Views on Classical Literature

Let it be said: I do not oppose students reading classical literature. In fact, I am very much in favor of reading classical literature as one of our end goals of studying the language. What I do oppose though is the mad rush which we Latin teachers push our students to get to that point so that can they read the works of Caesar, of Cicero and of Vergil after just 2-3 years of the language.

I myself am a product of this maddening race to read classical authors, and as a 4%er, I actually flourished under this model. I myself have pushed students to achieve this goal. And why not? This is the tradition under which I learned Latin, and indeed in all of my undergraduate/graduate classes, this was our focus. And the AP curriculum certainly demands that our end result be that students can translate Caesar and Vergil.
But as I look at this model, there are some glaring holes:
1) I never actually was reading these works of Latin as Latin itself, but rather just as "re-translated English." And quite honestly, for me to translate these works, I also had to have a good Latin-English dictionary, a good Latin grammar book and then a copy of the English translation in order to verify my own translation - gosh, I suppose today's generation just needs an iPad to do all of this. I never truly read these works, because I was just translating/decoding. Research tells us that reading and translating are two completely different skills in the brain.
Now there is nothing wrong with translating per se, as translating establishes meaning. But the problem lies in that when all of our discussion centers around the English translation itself, then it ceases to be about Latin any longer.
At my first Rusticatio, one of our sessions centered around reading a selection from Trimalchio's Dinner, and then discussing it in Latin. We discussed the comprehension of the passage - what was happening? who was doing what? what do you think will happen next? - all in LATIN. This was something which I had never done before and never knew that it could actually be done.
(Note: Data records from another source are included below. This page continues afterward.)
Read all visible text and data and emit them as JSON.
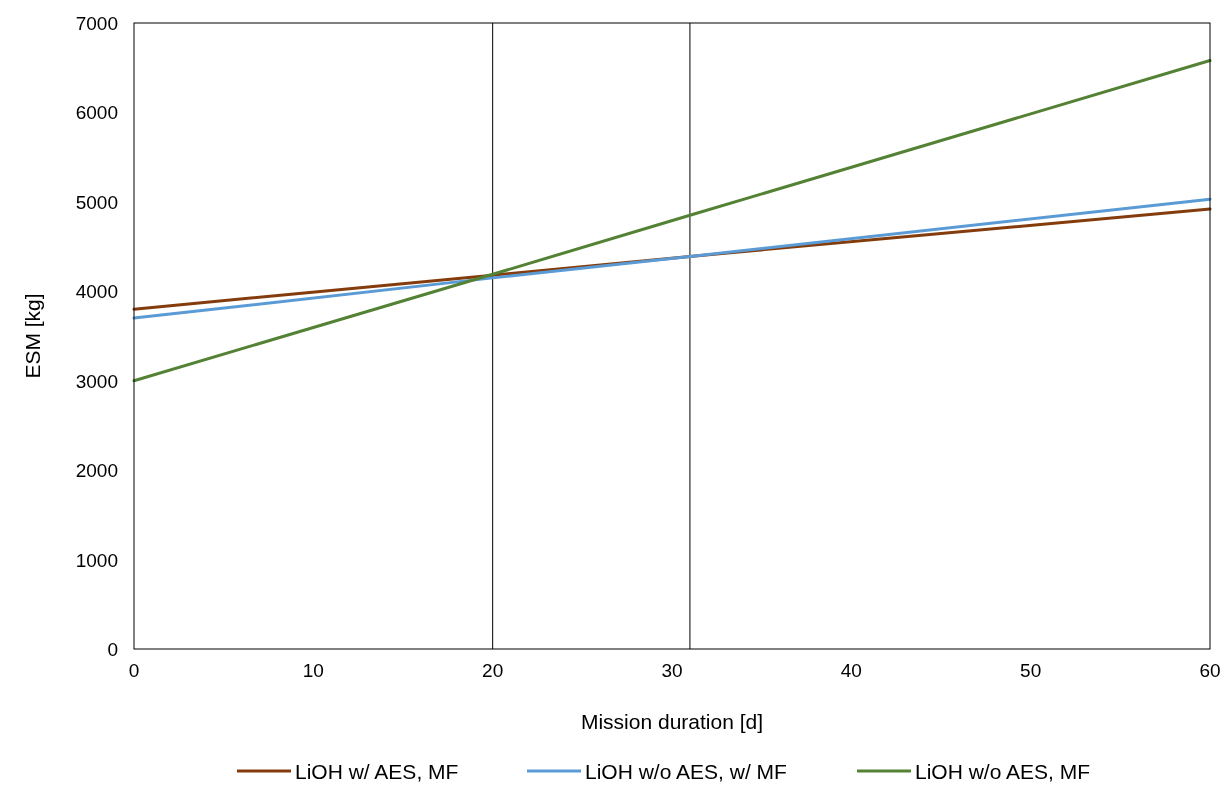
{
  "chart_data": {
    "type": "line",
    "xlabel": "Mission duration [d]",
    "ylabel": "ESM [kg]",
    "x": [
      0,
      20,
      31,
      60
    ],
    "series": [
      {
        "name": "LiOH w/ AES, MF",
        "color": "#843c0c",
        "values": [
          3800,
          4180,
          4390,
          4920
        ]
      },
      {
        "name": "LiOH w/o AES, w/ MF",
        "color": "#5b9bd5",
        "values": [
          3700,
          4150,
          4390,
          5030
        ]
      },
      {
        "name": "LiOH w/o AES, MF",
        "color": "#548235",
        "values": [
          3000,
          4190,
          4850,
          6580
        ]
      }
    ],
    "xlim": [
      0,
      60
    ],
    "xticks": [
      0,
      10,
      20,
      30,
      40,
      50,
      60
    ],
    "ylim": [
      0,
      7000
    ],
    "yticks": [
      0,
      1000,
      2000,
      3000,
      4000,
      5000,
      6000,
      7000
    ],
    "ref_lines": [
      {
        "axis": "x",
        "value": 20,
        "color": "#000000"
      },
      {
        "axis": "x",
        "value": 31,
        "color": "#000000"
      }
    ],
    "grid": false,
    "legend": "bottom",
    "marker": "none",
    "line_style": "solid"
  }
}
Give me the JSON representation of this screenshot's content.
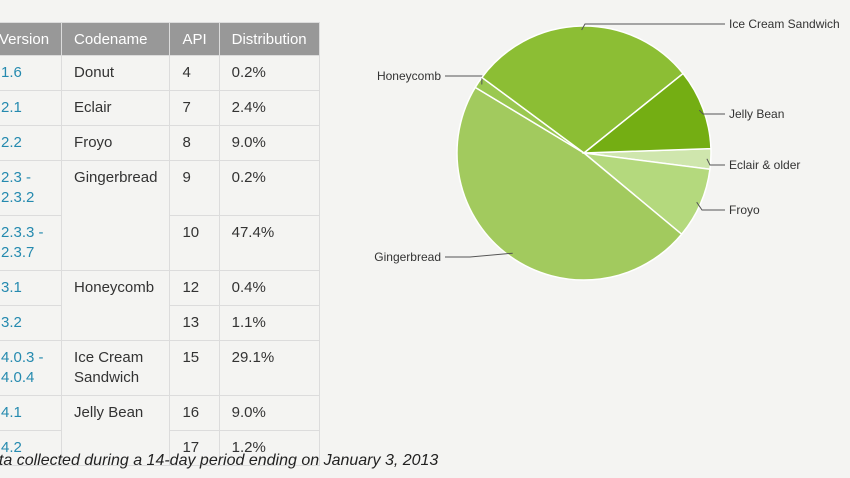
{
  "table": {
    "headers": [
      "Version",
      "Codename",
      "API",
      "Distribution"
    ],
    "rows": [
      {
        "version": "1.6",
        "codename": "Donut",
        "api": "4",
        "distribution": "0.2%"
      },
      {
        "version": "2.1",
        "codename": "Eclair",
        "api": "7",
        "distribution": "2.4%"
      },
      {
        "version": "2.2",
        "codename": "Froyo",
        "api": "8",
        "distribution": "9.0%"
      },
      {
        "version": "2.3 -\n2.3.2",
        "codename": "Gingerbread",
        "api": "9",
        "distribution": "0.2%"
      },
      {
        "version": "2.3.3 -\n2.3.7",
        "codename": "",
        "api": "10",
        "distribution": "47.4%"
      },
      {
        "version": "3.1",
        "codename": "Honeycomb",
        "api": "12",
        "distribution": "0.4%"
      },
      {
        "version": "3.2",
        "codename": "",
        "api": "13",
        "distribution": "1.1%"
      },
      {
        "version": "4.0.3 -\n4.0.4",
        "codename": "Ice Cream\nSandwich",
        "api": "15",
        "distribution": "29.1%"
      },
      {
        "version": "4.1",
        "codename": "Jelly Bean",
        "api": "16",
        "distribution": "9.0%"
      },
      {
        "version": "4.2",
        "codename": "",
        "api": "17",
        "distribution": "1.2%"
      }
    ]
  },
  "footnote": "ata collected during a 14-day period ending on January 3, 2013",
  "chart_data": {
    "type": "pie",
    "slices": [
      {
        "label": "Eclair & older",
        "value": 2.6,
        "color": "#cfe6ad"
      },
      {
        "label": "Froyo",
        "value": 9.0,
        "color": "#b4d97d"
      },
      {
        "label": "Gingerbread",
        "value": 47.6,
        "color": "#a2ca5e"
      },
      {
        "label": "Honeycomb",
        "value": 1.5,
        "color": "#9ac850"
      },
      {
        "label": "Ice Cream Sandwich",
        "value": 29.1,
        "color": "#8cbe34"
      },
      {
        "label": "Jelly Bean",
        "value": 10.2,
        "color": "#74ae13"
      }
    ]
  }
}
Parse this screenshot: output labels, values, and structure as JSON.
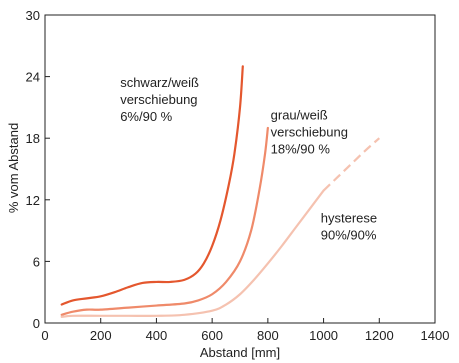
{
  "chart_data": {
    "type": "line",
    "xlabel": "Abstand [mm]",
    "ylabel": "% vom Abstand",
    "xlim": [
      0,
      1400
    ],
    "ylim": [
      0,
      30
    ],
    "x_ticks": [
      0,
      200,
      400,
      600,
      800,
      1000,
      1200,
      1400
    ],
    "y_ticks": [
      0,
      6,
      12,
      18,
      24,
      30
    ],
    "grid": false,
    "series": [
      {
        "color": "#e4572e",
        "points": [
          [
            60,
            1.8
          ],
          [
            100,
            2.2
          ],
          [
            150,
            2.4
          ],
          [
            200,
            2.6
          ],
          [
            250,
            3.0
          ],
          [
            300,
            3.5
          ],
          [
            350,
            3.9
          ],
          [
            400,
            4.0
          ],
          [
            450,
            4.0
          ],
          [
            500,
            4.2
          ],
          [
            540,
            4.8
          ],
          [
            570,
            5.8
          ],
          [
            600,
            7.5
          ],
          [
            630,
            10.0
          ],
          [
            660,
            13.5
          ],
          [
            680,
            16.5
          ],
          [
            700,
            21.0
          ],
          [
            710,
            25.0
          ]
        ]
      },
      {
        "color": "#ef8a6a",
        "points": [
          [
            60,
            0.8
          ],
          [
            100,
            1.1
          ],
          [
            150,
            1.3
          ],
          [
            200,
            1.3
          ],
          [
            300,
            1.5
          ],
          [
            400,
            1.7
          ],
          [
            500,
            1.9
          ],
          [
            550,
            2.2
          ],
          [
            600,
            2.8
          ],
          [
            650,
            4.0
          ],
          [
            700,
            6.0
          ],
          [
            740,
            9.0
          ],
          [
            770,
            13.0
          ],
          [
            790,
            16.5
          ],
          [
            800,
            19.0
          ]
        ]
      },
      {
        "color": "#f5c2b0",
        "points": [
          [
            60,
            0.6
          ],
          [
            100,
            0.7
          ],
          [
            200,
            0.7
          ],
          [
            300,
            0.7
          ],
          [
            400,
            0.7
          ],
          [
            500,
            0.8
          ],
          [
            600,
            1.2
          ],
          [
            650,
            1.8
          ],
          [
            700,
            2.8
          ],
          [
            750,
            4.2
          ],
          [
            800,
            5.8
          ],
          [
            850,
            7.5
          ],
          [
            900,
            9.3
          ],
          [
            950,
            11.1
          ],
          [
            1000,
            12.9
          ]
        ],
        "dashed_points": [
          [
            1000,
            12.9
          ],
          [
            1050,
            14.2
          ],
          [
            1100,
            15.5
          ],
          [
            1150,
            16.8
          ],
          [
            1200,
            18.0
          ]
        ]
      }
    ],
    "annotations": [
      {
        "lines": [
          "schwarz/weiß",
          "verschiebung",
          "6%/90 %"
        ],
        "x": 270,
        "y": 23.0
      },
      {
        "lines": [
          "grau/weiß",
          "verschiebung",
          "18%/90 %"
        ],
        "x": 810,
        "y": 19.8
      },
      {
        "lines": [
          "hysterese",
          "90%/90%"
        ],
        "x": 990,
        "y": 9.8
      }
    ]
  }
}
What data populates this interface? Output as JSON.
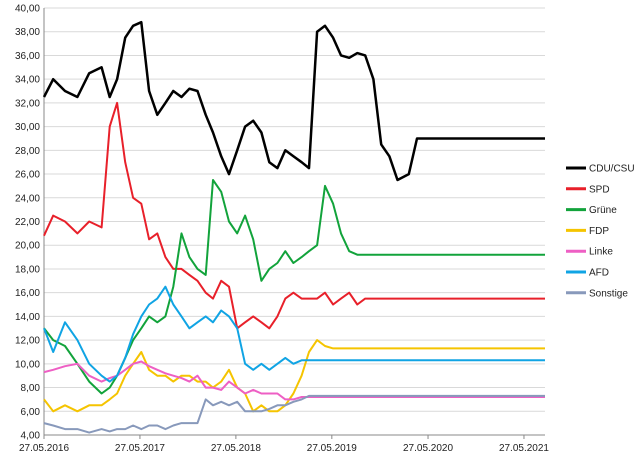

Because it was not too difficult of a passage to read, I was not having to "translate" it into English but could understand it as Latin.
2) The works of Caesar, of Cicero and of Vergil are just too difficult for the average student to translate, let alone read just after 2-3 years of the language. According to ACTFL, after only 3 years of language study, students should be just at a Novice High/Intermediate Low language ability; Caesar would fall into the Advanced catetgory of reading (5-6 years of study), while Cicero and Vergil are Superior level authors (8+ years of study). Do we expect ELL learners to read Shakespeare after just 2-3 years of studying English? English is my primary language, and I myself cannot understand Shakespeare when I read his plays. We would never even consider asking students of Spanish to translate Don Quixote in their 3rd year of study.
In my AP Latin class, I find that most students will just copy down an English translation and memorize it when it comes to a "translation" quiz/test.
3) The wording/subject matter of these works is too difficult for 3rd/4th year students to understand. I have had students who were able to translate Caesar perfectly but did not have a clue of what he was saying due to its difficulty, i.e., there was no comprehension happening.

What about embedded readings of classical authors to aid students? I think that this is a great idea, and I myself use them. It, however, does not address the issue of the works themselves being too difficult for students to read. Rather, it offers a temporary solution.
I would rather see us as Latinists having 3rd/4th year students read easier classical readings, such as fables, and Medieval Latin - works which are very comprehensible for students to read. There is a treasure trove of Medieval Latin stories which are very readable for 3rd/4th year students, and because they are stories, they have plots - so much more interesting than translating a speech of Cicero where the context is so obscure! In my opinion, Medieval Latin is where it is at - I do not know why so many Classicists view Medieval Latin as if it were "poor man's Latin" and that the only Latin worth translating must come from the classical period.
But what about AP? Should I not begin preparing my students in Latin 1 to translate Caesar and Vergil? My response: AP probably only comprises 10% at best of one's total Latin program - why subject the other 90% to AP prep when it is apparent that they are not sticking around to take AP?
For further thought on this, please read Kenneth Kitchell's article "Into Upper Level Latin - A Conversation."